Thursday, June 05, 2025

A metabarcoding mess and the importance of just looking at the data

How to cite: Page, R. (2025). A metabarcoding mess and the importance of just looking at the data. https://doi.org/10.59350/q2v8n-wc488

Here I summarise a few posts on Bluesky where I raised concerns about some metadabarcoding datasets that were highlighted by GBIF:

>3.4 million insect records based on DNA metabarcoding of bulk samples from #Sweden and #Madagascar have been mobilized to GBIF thanks to collaborative efforts of research institutions led by the #NaturhistoriskaRiksmuseet link

Looking at these datasets it’s clear that something is wrong.

Data

The datasets discussed are for CO1 Amplicon Sequence Variants from Madagascar, which are part of the Insect Biome Atlas project. The data is described in Miraldo et al. https://doi.org/10.1038/s41597-025-05151-0. There are two datasets for Madagascar:

  • CO1 Amplicon Sequence Variants of leaf litter arthropod communities collected at Malaise traps from the Insect Biome Atlas project in Madagascar https://doi.org/10.15468/pad7pc
  • CO1 Amplicon Sequence Variants of bulk arthropod samples (mild lysis) collected with Malaise traps from the Insect Biome Atlas project in Madagascar https://doi.org/10.15468/6u5rum

In case the data changes in the future I’ve made snapshots of the two datasets and uploaded them to Zenodo doi:10.5281/zenodo.15599342. The files I downloaded (https://doi.org/10.15468/dl.kwjyjt and https://doi.org/10.15468/dl.2p3z5q) are the GBIF annotated archives, hence they include the mapping between the taxonomic names and GBIF’s backbone taxonomy.

Problem

In browsing the data on GBIF I noticed some striking distribution patterns: insects normally found in Europe and/or North America were also turning up in Madagascar, based solely on these metabarcoding datasets.

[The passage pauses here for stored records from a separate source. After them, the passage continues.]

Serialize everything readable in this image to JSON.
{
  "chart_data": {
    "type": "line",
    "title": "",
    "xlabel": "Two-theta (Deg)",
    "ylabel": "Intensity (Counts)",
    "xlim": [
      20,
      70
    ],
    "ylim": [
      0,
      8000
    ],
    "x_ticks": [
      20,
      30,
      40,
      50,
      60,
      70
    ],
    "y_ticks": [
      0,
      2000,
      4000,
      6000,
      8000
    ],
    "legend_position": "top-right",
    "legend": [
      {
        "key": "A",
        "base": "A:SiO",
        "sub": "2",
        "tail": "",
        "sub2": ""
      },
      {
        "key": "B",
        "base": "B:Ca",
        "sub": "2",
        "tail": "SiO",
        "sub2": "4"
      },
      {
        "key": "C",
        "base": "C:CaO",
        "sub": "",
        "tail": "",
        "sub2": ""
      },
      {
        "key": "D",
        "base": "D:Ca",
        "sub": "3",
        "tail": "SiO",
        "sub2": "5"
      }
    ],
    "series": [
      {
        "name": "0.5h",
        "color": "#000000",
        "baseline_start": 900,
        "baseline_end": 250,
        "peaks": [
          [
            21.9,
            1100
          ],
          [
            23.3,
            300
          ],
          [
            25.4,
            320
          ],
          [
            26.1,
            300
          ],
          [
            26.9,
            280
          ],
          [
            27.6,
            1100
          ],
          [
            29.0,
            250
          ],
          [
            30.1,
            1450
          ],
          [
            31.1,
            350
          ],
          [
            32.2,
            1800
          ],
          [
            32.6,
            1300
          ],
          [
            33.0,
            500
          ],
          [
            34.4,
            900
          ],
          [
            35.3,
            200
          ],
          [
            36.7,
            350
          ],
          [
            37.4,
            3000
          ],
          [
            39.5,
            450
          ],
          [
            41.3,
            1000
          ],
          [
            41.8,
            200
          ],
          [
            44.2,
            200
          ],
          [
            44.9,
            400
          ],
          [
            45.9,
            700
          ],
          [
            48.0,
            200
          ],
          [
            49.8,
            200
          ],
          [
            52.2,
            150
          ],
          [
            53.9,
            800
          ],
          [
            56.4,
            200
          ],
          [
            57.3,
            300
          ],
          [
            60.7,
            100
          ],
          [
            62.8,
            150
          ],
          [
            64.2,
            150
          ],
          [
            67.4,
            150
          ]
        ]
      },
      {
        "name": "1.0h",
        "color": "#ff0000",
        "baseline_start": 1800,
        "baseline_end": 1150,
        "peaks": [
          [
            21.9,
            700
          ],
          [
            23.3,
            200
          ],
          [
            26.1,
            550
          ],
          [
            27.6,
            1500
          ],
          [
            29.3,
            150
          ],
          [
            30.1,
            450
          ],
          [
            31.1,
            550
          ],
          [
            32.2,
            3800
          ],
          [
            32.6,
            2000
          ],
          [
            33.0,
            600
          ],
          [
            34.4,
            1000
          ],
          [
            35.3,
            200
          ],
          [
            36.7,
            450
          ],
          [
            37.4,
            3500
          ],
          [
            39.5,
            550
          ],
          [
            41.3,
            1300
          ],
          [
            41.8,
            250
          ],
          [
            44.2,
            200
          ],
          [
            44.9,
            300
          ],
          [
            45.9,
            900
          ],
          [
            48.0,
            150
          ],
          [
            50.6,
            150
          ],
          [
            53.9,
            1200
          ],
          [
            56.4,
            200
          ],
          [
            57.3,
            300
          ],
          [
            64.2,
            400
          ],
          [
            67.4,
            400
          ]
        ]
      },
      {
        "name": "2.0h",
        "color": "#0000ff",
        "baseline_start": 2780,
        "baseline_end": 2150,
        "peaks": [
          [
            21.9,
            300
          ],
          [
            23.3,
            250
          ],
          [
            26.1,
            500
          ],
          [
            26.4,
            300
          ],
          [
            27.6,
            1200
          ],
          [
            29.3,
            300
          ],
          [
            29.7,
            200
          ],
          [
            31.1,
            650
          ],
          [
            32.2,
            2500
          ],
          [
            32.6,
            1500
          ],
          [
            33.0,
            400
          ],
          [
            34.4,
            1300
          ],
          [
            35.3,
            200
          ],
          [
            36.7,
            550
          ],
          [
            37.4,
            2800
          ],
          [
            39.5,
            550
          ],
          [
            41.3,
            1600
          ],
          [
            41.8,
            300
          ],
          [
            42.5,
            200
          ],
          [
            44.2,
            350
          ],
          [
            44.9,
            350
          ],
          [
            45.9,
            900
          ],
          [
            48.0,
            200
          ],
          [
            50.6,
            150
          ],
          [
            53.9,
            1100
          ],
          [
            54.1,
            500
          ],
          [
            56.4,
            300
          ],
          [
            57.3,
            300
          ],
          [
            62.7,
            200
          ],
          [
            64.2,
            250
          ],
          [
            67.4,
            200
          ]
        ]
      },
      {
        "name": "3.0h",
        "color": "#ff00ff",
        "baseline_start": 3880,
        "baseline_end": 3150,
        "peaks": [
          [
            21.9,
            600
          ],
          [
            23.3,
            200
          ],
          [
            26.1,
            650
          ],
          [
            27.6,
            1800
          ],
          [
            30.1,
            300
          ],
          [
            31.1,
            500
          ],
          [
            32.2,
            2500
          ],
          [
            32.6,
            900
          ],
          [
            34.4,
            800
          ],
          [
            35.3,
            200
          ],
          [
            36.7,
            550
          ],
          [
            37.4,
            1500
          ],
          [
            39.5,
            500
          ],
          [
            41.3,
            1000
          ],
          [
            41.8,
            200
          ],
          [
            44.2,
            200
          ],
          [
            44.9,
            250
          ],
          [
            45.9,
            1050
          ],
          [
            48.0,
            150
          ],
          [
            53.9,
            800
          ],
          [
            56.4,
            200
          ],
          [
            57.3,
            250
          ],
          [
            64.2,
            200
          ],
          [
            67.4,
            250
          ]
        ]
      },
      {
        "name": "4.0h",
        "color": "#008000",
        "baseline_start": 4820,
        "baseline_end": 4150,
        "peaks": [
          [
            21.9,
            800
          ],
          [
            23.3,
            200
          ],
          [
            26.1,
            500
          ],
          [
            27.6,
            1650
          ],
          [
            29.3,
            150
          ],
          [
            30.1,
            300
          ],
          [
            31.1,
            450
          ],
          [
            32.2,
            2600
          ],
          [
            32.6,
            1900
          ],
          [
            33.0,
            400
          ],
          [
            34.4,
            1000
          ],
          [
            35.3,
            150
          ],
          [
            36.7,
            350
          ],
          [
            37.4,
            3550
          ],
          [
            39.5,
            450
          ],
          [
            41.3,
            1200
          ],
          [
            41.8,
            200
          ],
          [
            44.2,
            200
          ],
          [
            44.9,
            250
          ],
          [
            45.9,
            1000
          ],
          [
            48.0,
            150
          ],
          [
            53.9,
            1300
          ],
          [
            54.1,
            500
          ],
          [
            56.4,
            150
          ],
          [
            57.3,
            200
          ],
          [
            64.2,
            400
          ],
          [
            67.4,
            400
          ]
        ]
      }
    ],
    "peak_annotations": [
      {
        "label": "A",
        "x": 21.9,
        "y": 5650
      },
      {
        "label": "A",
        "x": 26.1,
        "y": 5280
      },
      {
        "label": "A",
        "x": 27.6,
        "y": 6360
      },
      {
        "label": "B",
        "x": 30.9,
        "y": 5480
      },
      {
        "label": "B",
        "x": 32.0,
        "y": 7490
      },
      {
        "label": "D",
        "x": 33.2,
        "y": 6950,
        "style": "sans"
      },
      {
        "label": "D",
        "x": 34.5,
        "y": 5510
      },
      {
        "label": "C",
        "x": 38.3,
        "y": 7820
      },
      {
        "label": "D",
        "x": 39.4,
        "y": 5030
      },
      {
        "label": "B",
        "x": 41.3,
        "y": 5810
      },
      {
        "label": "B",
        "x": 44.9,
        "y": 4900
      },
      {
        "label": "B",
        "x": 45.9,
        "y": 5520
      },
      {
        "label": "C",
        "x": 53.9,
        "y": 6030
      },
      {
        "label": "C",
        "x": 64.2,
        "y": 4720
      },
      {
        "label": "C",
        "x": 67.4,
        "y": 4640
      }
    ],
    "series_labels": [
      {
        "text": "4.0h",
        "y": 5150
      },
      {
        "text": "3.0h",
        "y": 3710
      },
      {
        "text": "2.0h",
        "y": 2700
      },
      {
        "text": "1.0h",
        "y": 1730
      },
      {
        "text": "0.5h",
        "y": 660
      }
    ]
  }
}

For example, Helina impuncta.

Helina impuncta

Metadata barcoding data can be a complicated beast, especially if you try and navigate the multiple databases that house metadata on the sampling program and the output of sequencing machines. For example, GBIF occurrence 5162479277 is linked to ENA record ERR12944764 which in turn has multiple identifier links:

Study Accession Sample Accession Experiment Accession Run Accession Tax Id
PRJEB61109 SAMEA115499645 ERX12317105 ERR12944764 1234904

What’s nice about the GBIF datasets that they wrap all this up into a single package that we can explore. BLASTing a few sequences in these datasets suggests that the identifications of these sequences were probably correct, so the source of the problematic maps lies elsewhere.

Lots of maps

I wrote a simple PHP script to read the GBIF dataset, aggregate the GBIF taxon ids (i.e., the GBIF taxa that the sequences were mapped to) and draw a map for each taxon (code is on GitHub) . These maps use GBIF’s maps API to retrieve a tile (256 x 256 pixels) showing the distribution of each taxon on a global map (i.e., zoom level 0 on a tiled web map). I overlay that on a GBIF base map tile (see Base Map Tiles), and dump the output as HTML.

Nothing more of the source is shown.